Ese mismo día, encontró su primer trabajo. Luego otro, y otro… Trabajó de camarera, repartiendo folletos, incluso de recepcionista en una academia de baile.

Al terminar la carrera, se mudó a otra ciudad. Lejos de los recuerdos.

—Para no tropezarme con ellos nunca más —le dijo a una compañera de piso.

Pero no imaginó que, siete años después, se cruzaría con su madre en un súper.

En su nueva ciudad, encontró un buen trabajo. Sus compañeros la apreciaban; sus jefes, también.

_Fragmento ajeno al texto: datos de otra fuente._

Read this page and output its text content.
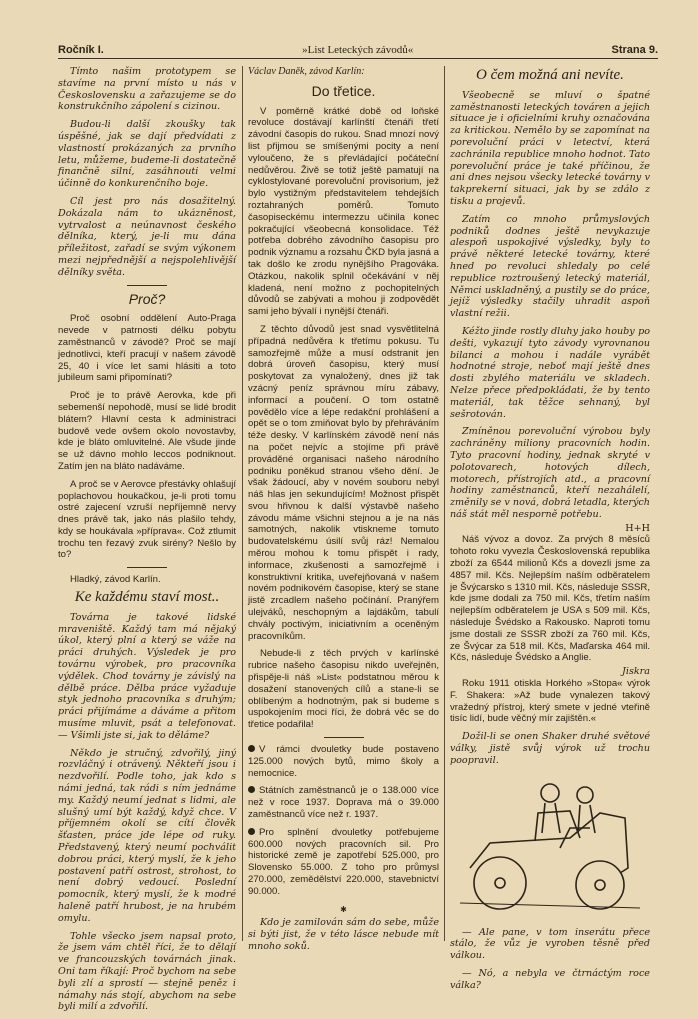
Ročník I.	»List Leteckých závodů«	Strana 9.

Tímto našim prototypem se stavíme na první místo u nás v Československu a zařazujeme se do konstrukčního zápolení s cizinou.

Budou-li další zkoušky tak úspěšné, jak se dají předvídati z vlastností prokázaných za prvního letu, můžeme, budeme-li dostatečně finančně silní, zasáhnouti velmi účinně do konkurenčního boje.

Cíl jest pro nás dosažitelný. Dokázala nám to ukázněnost, vytrvalost a neúnavnost českého dělníka, který, je-li mu dána příležitost, zařadí se svým výkonem mezi nejpřednější a nejspolehlivější dělníky světa.

Proč?

Proč osobní oddělení Auto-Praga nevede v patrnosti délku pobytu zaměstnanců v závodě? Proč se mají jednotlivci, kteří pracují v našem závodě 25, 40 i více let sami hlásiti a toto jubileum sami připomínati?

Proč je to právě Aerovka, kde při sebemenší nepohodě, musí se lidé brodit blátem? Hlavní cesta k administraci budově vede ovšem okolo novostavby, kde je bláto omluvitelné. Ale všude jinde se už dávno mohlo leccos podniknout. Zatím jen na bláto nadáváme.

A proč se v Aerovce přestávky ohlašují poplachovou houkačkou, je-li proti tomu ostré zajecení vzruší nepříjemně nervy dnes právě tak, jako nás plašilo tehdy, kdy se houkávala »příprava«. Což ztlumit trochu ten řezavý zvuk sirény? Nešlo by to?

Hladký, závod Karlín.

Ke každému staví most..

Továrna je takové lidské mraveniště. Každý tam má nějaký úkol, který plní a který se váže na práci druhých. Výsledek je pro továrnu výrobek, pro pracovníka výdělek. Chod továrny je závislý na dělbě práce. Dělba práce vyžaduje styk jednoho pracovníka s druhým; práci přijímáme a dáváme a přitom musíme mluvit, psát a telefonovat. — Všimli jste si, jak to děláme?

Někdo je stručný, zdvořilý, jiný rozvláčný i otrávený. Někteří jsou i nezdvořilí. Podle toho, jak kdo s námi jedná, tak rádi s ním jednáme my. Každý neumí jednat s lidmi, ale slušný umí být každý, když chce. V příjemném okolí se cítí člověk šťasten, práce jde lépe od ruky. Představený, který neumí pochválit dobrou práci, který myslí, že k jeho postavení patří ostrost, strohost, to není dobrý vedoucí. Poslední pomocník, který myslí, že k modré haleně patří hrubost, je na hrubém omylu.

Tohle všecko jsem napsal proto, že jsem vám chtěl říci, že to dělají ve francouzských továrnách jinak. Oni tam říkají: Proč bychom na sebe byli zlí a sprostí — stejně peněz i námahy nás stojí, abychom na sebe byli milí a zdvořilí.

Václav Daněk, závod Karlín:

Do třetice.

V poměrně krátké době od loňské revoluce dostávají karlínští čtenáři třetí závodní časopis do rukou. Snad mnozí nový list přijmou se smíšenými pocity a není vyloučeno, že s převládající počáteční nedůvěrou. Živě se totiž ještě pamatují na cyklostylované porevoluční provisorium, jež bylo vystižným představitelem tehdejších roztahraných poměrů. Tomuto časopiseckému intermezzu učinila konec pokračující všeobecná konsolidace. Též potřeba dobrého závodního časopisu pro podnik významu a rozsahu ČKD byla jasná a tak došlo ke zrodu nynějšího Pragováka. Otázkou, nakolik splnil očekávání v něj kladená, není možno z pochopitelných důvodů se zabývati a mohou ji zodpovědět sami jeho bývalí i nynější čtenáři.

Z těchto důvodů jest snad vysvětlitelná případná nedůvěra k třetímu pokusu. Tu samozřejmě může a musí odstranit jen dobrá úroveň časopisu, který musí poskytovat za vynaložený, dnes již tak vzácný peníz správnou míru zábavy, informací a poučení. O tom ostatně povědělo více a lépe redakční prohlášení a opět se o tom zmiňovat bylo by přehráváním téže desky. V karlínském závodě není nás na počet nejvíc a stojíme při právě prováděné organisaci našeho národního podniku poněkud stranou všeho dění. Je však žádoucí, aby v novém souboru nebyl náš hlas jen sekundujícím! Možnost přispět svou hřivnou k další výstavbě našeho závodu máme všichni stejnou a je na nás samotných, nakolik vtiskneme tomuto budovatelskému úsilí svůj ráz! Nemalou měrou mohou k tomu přispět i rady, informace, zkušenosti a samozřejmě i konstruktivní kritika, uveřejňovaná v našem novém podnikovém časopise, který se stane jistě zrcadlem našeho počínání. Pranýřem ulejváků, neschopným a lajdákům, tabulí chvály poctivým, iniciativním a oceněným pracovníkům.

Nebude-li z těch prvých v karlínské rubrice našeho časopisu nikdo uveřejněn, přispěje-li náš »List« podstatnou měrou k dosažení stanovených cílů a stane-li se oblíbeným a hodnotným, pak si budeme s uspokojením moci říci, že dobrá věc se do třetice podařila!

V rámci dvouletky bude postaveno 125.000 nových bytů, mimo školy a nemocnice.

Státních zaměstnanců je o 138.000 více než v roce 1937. Doprava má o 39.000 zaměstnanců více než r. 1937.

Pro splnění dvouletky potřebujeme 600.000 nových pracovních sil. Pro historické země je zapotřebí 525.000, pro Slovensko 55.000. Z toho pro průmysl 270.000, zemědělství 220.000, stavebnictví 90.000.

✱

Kdo je zamilován sám do sebe, může si býti jist, že v této lásce nebude mít mnoho soků.

O čem možná ani nevíte.

Všeobecně se mluví o špatné zaměstnanosti leteckých továren a jejich situace je i oficielními kruhy označována za kritickou. Nemělo by se zapomínat na porevoluční práci v letectví, která zachránila republice mnoho hodnot. Tato porevoluční práce je také příčinou, že ani dnes nejsou všecky letecké továrny v takprekerní situaci, jak by se zdálo z tisku a projevů.

Zatím co mnoho průmyslových podniků dodnes ještě nevykazuje alespoň uspokojivé výsledky, byly to právě některé letecké továrny, které hned po revoluci shledaly po celé republice roztroušený letecký materiál, Němci uskladněný, a pustily se do práce, jejíž výsledky stačily uhradit aspoň vlastní režii.

Kéžto jinde rostly dluhy jako houby po dešti, vykazují tyto závody vyrovnanou bilanci a mohou i nadále vyrábět hodnotné stroje, neboť mají ještě dnes dosti zbylého materiálu ve skladech. Nelze přece předpokládati, že by tento materiál, tak těžce sehnaný, byl sešrotován.

Zmíněnou porevoluční výrobou byly zachráněny miliony pracovních hodin. Tyto pracovní hodiny, jednak skryté v polotovarech, hotových dílech, motorech, přístrojích atd., a pracovní hodiny zaměstnanců, kteří nezahálelí, změnily se v nová, dobrá letadla, kterých náš stát měl nesporně potřebu.

H+H

Náš vývoz a dovoz. Za prvých 8 měsíců tohoto roku vyvezla Československá republika zboží za 6544 milionů Kčs a dovezli jsme za 4857 mil. Kčs. Nejlepším naším odběratelem je Švýcarsko s 1310 mil. Kčs, následuje SSSR, kde jsme dodali za 750 mil. Kčs, třetím naším nejlepším odběratelem je USA s 509 mil. Kčs, následuje Švédsko a Rakousko. Naproti tomu jsme dostali ze SSSR zboží za 760 mil. Kčs, ze Švýcar za 518 mil. Kčs, Maďarska 464 mil. Kčs, následuje Švédsko a Anglie.

Jiskra

Roku 1911 otiskla Horkého »Stopa« výrok F. Shakera: »Až bude vynalezen takový vražedný přístroj, který smete v jedné vteřině tisíc lidí, bude věčný mír zajištěn.«

Dožil-li se onen Shaker druhé světové války, jistě svůj výrok už trochu poopravil.

— Ale pane, v tom inserátu přece stálo, že vůz je vyroben těsně před válkou.

— Nó, a nebyla ve čtrnáctým roce válka?
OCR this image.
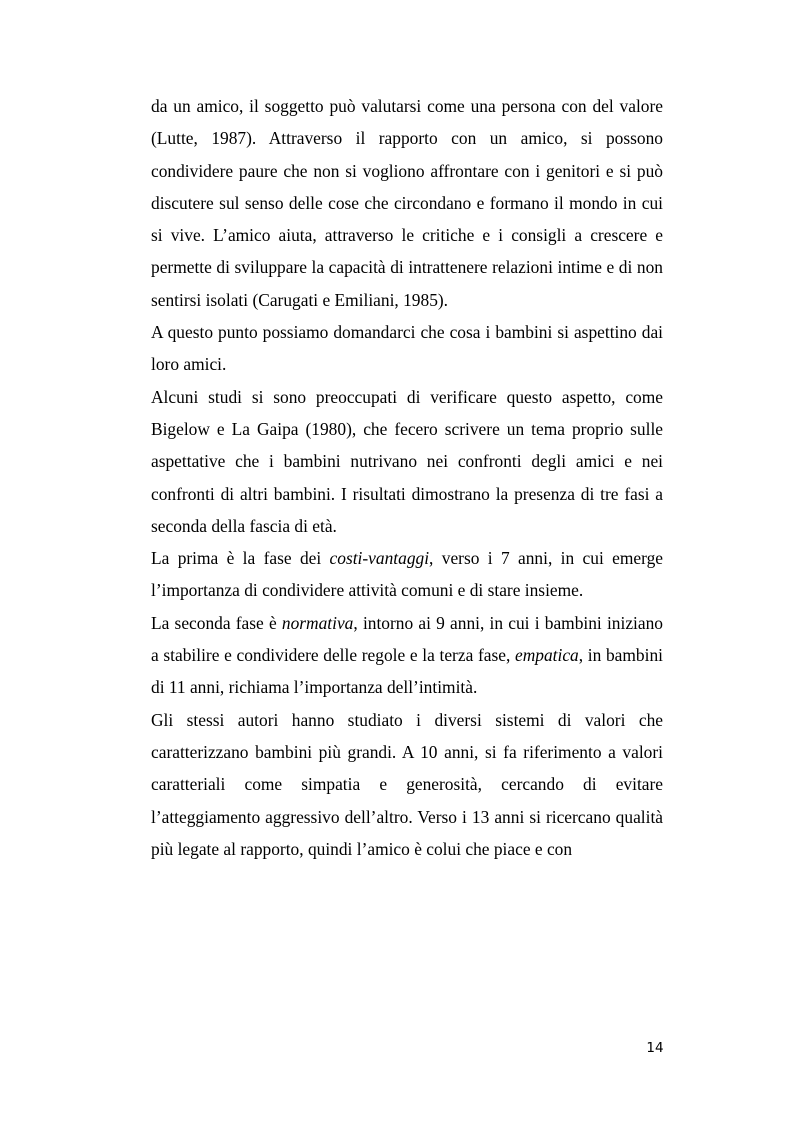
da un amico, il soggetto può valutarsi come una persona con del valore (Lutte, 1987). Attraverso il rapporto con un amico, si possono condividere paure che non si vogliono affrontare con i genitori e si può discutere sul senso delle cose che circondano e formano il mondo in cui si vive. L’amico aiuta, attraverso le critiche e i consigli a crescere e permette di sviluppare la capacità di intrattenere relazioni intime e di non sentirsi isolati (Carugati e Emiliani, 1985).

A questo punto possiamo domandarci che cosa i bambini si aspettino dai loro amici.

Alcuni studi si sono preoccupati di verificare questo aspetto, come Bigelow e La Gaipa (1980), che fecero scrivere un tema proprio sulle aspettative che i bambini nutrivano nei confronti degli amici e nei confronti di altri bambini. I risultati dimostrano la presenza di tre fasi a seconda della fascia di età.

La prima è la fase dei costi-vantaggi, verso i 7 anni, in cui emerge l’importanza di condividere attività comuni e di stare insieme.

La seconda fase è normativa, intorno ai 9 anni, in cui i bambini iniziano a stabilire e condividere delle regole e la terza fase, empatica, in bambini di 11 anni, richiama l’importanza dell’intimità.

Gli stessi autori hanno studiato i diversi sistemi di valori che caratterizzano bambini più grandi. A 10 anni, si fa riferimento a valori caratteriali come simpatia e generosità, cercando di evitare l’atteggiamento aggressivo dell’altro. Verso i 13 anni si ricercano qualità più legate al rapporto, quindi l’amico è colui che piace e con

14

Tampoco esperaba conocer allí a Max, el abogado del departamento de al lado. Una noche, después de una fiesta de empresa, él la acompañó a casa. Al entrar, descubrió una fuga de agua. Lo primero que hizo fue llamarle.

—¡Max, ¿puedes volver?! —gritó al teléfono.

En cinco minutos, él ya estaba allí. Llamó a fontanería y pasaron la noche limpiando.

Así empezó su historia. Los padres de Max la adoptaron como una hija. Antes de la boda, ya la llamaban «nuestra niña». Por primera vez, recibió el cariño que su madre nunca le dio.

Se casaron. Margarita no invitó a su madre. Dijo que había muerto. Tres años después, nació Andrés, su orgullo…

—Margarita, ¡para! ¿Estás llorando? ¡Nunca te había visto así! —exclamó Max, sorprendido.

—Sí, l—Sí, lloro… aunque juré que no volvería a hacerlo —respondió Margarita, secándose las lágrimas con el dorso de la mano mientras apretaba con fuerza el carrito de la compra, decidida a seguir caminando hacia un futuro donde nadie más le arrebataría su felicidad.